The Trump administration is flirting with the idea of creating a social credit system with help from Big Tech to use spy data collected from Amazon, Google, and Apple devices to see if certain individuals are fit to own a gun.

What seemed like a distant threat confined to an authoritarian country like China may now be washing up on our shores.

The Daily Caller reported that this “proposal is part of an initiative to create a Health Advanced Research Projects Agency (HARPA), which would be located inside the Health and Human Services Department.”  It added, “the new agency would have a separate budget and the president would be responsible for appointing its director.”

HARPA would use “breakthrough technologies with high specificity and sensitivity for early diagnosis of neuropsychiatric violence”, which include Apple Watches, Amazon Echo, and Google Home.

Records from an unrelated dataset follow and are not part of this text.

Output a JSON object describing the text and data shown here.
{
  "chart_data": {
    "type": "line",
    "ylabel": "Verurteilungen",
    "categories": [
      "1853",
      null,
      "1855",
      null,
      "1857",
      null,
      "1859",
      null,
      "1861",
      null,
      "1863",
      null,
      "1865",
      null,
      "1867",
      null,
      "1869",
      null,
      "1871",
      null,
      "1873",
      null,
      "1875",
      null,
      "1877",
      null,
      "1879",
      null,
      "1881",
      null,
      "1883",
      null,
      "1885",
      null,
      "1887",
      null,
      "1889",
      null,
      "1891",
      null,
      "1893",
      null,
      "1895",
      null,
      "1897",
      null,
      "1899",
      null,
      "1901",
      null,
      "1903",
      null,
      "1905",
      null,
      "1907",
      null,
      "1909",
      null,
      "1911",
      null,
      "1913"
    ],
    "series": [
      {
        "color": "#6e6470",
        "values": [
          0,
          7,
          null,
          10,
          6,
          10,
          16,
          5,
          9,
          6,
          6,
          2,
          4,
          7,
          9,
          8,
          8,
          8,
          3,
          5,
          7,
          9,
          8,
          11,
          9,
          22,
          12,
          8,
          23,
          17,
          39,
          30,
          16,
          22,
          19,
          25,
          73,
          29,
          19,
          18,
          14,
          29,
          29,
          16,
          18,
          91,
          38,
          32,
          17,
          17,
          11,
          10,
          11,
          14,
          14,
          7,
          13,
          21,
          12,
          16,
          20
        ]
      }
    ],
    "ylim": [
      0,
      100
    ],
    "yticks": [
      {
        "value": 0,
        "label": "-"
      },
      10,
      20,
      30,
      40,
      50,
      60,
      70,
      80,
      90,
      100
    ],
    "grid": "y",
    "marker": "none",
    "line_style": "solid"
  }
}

Simply put, the data that these devices gather would be used to strip law-abiding Americans of their basic rights.

Chris Menahan of Information Liberation, an independent news site, nailed it when he said, “Though the proposal is starting as a voluntary data collection scheme allegedly aimed at finding warning signs of mental illness, we all know so-called “voluntary” government programs often become mandatory at the drop of a hat. ”

If speculation holds true, this proposal could allow Big Tech to engage in neuro-surveillance of citizens through their smartphones and smart home devices.

When talking about gun control in recent times, more than just the right to bear arms is at stake. With proposals like red flag laws and pre-crime legislation like the Threat Assessment, Prevention, and Safety (TAPS) Act being discussed, rights to self-defense and due process are under legitimate threat. This is a potential double whammy of civil liberties violations.

We must remember that the fight for liberty is an all-inclusive package. Certain political debates may deal with a specific issue—in this case, gun violence — but they are often linked to other issues such as due process, free speech, etc. In other words, losing one fight on civil liberties could create a domino effect of further losses of liberties.

Liberty is not an isolated concept. When one aspect is undermined, others follow. The outrage following these mass shootings is the perfect time for libertarians to calmly explain the implications of the gun control measures D.C. is putting forward. During debates like these, rational arguments and a staunch defense of liberty are desperately needed.